BNP CEO denies contact with Qatar about investment

Author: 
REUTERS
Publication Date: 
Fri, 2011-09-23 19:51

Deteriorating confidence in French banks’ ability to withstand the euro zone debt crisis has hit their share prices hard and ramped up their cost of US dollar funding, but Prot insisted in a radio interview the bank was operating normally.
Shares in BNP were down 5 percent at 23.23 euros at 1123 GMT, in line with banking stocks across Europe, pummelled by darkening clouds on the economic horizon. French rivals Societe Generale and Credit Agricole were down 7.4 percent and 7.7 percent, while Britain’s Barclays was down 6.3 percent, and Spain’s Santander down 5 percent.
A Qatar-based source told Reuters late on Wednesday that the resource-rich emirate had talked to BNP and banks across France over taking a possible stake, given their “tremendous need” for capital.
Meanwhile, a report in the Financial Times said BNP executives were to tour Abu Dhabi as well as Qatar in a bid to raise fresh capital.
“I formally deny this,” Prot told BFM Radio when he was asked about the reports. “We have no particular contact because we don’t need a capital increase.”
Prot said any contact with Qatar’s sovereign wealth fund consisted of a “routine visit, nothing more.”  
A BNP spokeswoman earlier also denied as “pure fantasy” a report in the FT saying BNP had asked for “emergency stress tests” to pinpoint weaknesses in France’s banking system. 

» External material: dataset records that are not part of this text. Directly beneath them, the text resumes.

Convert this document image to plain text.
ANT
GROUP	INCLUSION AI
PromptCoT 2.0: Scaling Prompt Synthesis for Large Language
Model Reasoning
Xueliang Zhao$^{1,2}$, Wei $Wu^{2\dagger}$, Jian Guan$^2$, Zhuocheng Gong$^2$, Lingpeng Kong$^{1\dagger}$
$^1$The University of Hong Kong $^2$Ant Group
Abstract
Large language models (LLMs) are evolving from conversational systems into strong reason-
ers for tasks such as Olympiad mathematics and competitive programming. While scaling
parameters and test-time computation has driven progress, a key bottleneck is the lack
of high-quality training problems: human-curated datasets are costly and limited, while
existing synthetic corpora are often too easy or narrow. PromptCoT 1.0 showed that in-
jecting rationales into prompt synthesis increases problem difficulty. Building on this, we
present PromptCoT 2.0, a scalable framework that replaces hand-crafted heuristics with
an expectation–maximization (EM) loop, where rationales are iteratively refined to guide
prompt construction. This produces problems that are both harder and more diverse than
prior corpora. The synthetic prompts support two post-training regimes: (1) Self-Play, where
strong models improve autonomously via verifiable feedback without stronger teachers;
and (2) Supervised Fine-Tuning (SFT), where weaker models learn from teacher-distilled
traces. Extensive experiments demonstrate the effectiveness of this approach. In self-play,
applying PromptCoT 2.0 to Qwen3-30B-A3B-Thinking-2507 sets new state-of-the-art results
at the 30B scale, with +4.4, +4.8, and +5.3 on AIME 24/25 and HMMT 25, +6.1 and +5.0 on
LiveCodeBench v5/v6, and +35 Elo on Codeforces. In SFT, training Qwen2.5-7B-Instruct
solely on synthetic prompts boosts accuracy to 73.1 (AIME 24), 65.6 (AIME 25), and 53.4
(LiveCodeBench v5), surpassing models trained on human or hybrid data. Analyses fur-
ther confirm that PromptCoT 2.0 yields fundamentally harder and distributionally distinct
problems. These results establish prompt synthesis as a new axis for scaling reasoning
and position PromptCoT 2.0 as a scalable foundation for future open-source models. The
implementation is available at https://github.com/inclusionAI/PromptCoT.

Fears are spreading beyond the solvency and liquidity position of French and European banks to the health of the broader economy. A grim outlook for the US from the Federal Reserve and signs of a slowing in China and Germany sent world stocks tumbling and drove investors into safer currencies and government bonds.
“It’s all a question of confidence,” said Francois Chaulet, fund manager at Montsegur Finance in Paris. “What could restore confidence? A real solution for Europe.” 
Elsewhere on Thursday, Deutsche Bank Chief Executive Josef Ackermann said the single-currency bloc was under stress from the sovereign debt crisis, though he insisted the euro was sound. 
Chaulet said that even a potential investment from Qatar of around 2 billion euros would be “worthless” in the face of a deterioration of the euro debt crisis and said market valuations of euro sovereign debt implied potentially “colossal” losses for the banks if they were fully marked.
BNP, which has already taken a 21 percent haircut on part of its 4 billion-euro ($5.5 billion) Greek debt portfolio, would be able to absorb further potential writedowns, Prot told BFM Radio. But he ruled out marking down the bank’s 20.8 billion-euro Italian portfolio, saying there was no need.
Acknowledging there were worries in the market, Prot nonetheless insisted French banks were not in peril and threw the ball back into the euro zone policymakers’ court.
“What is important is to put into place rapidly what was decided on July 21 ... and for the EU to take all necessary measures to strengthen the credibility of the euro zone,” he said, referring to a July eurozone agreement to allow the 440 billion-euro European stability facility to buy sovereign bonds to prop up struggling states.
Commenting on the possibility of the French state intervening in its banking system, Prot said this was “not in (BNP’s) plans.”
A Mideast investment in French banks would have echoes of the peak of the financial crisis in 2008, when Qatar and Abu Dhabi bought stakes in Barclays as part of a capital increase that helped the lender stay independent while rivals Royal Bank of Scotland and Lloyds ended up part-nationalized.
But today’s crisis is not so easily resolved, one bank analyst said.
“If Qatar had been the way out of the slump, the stock would have reacted positively,” he said. “The fact is that if the Italian situation gets worse, a couple billion euros won’t help.”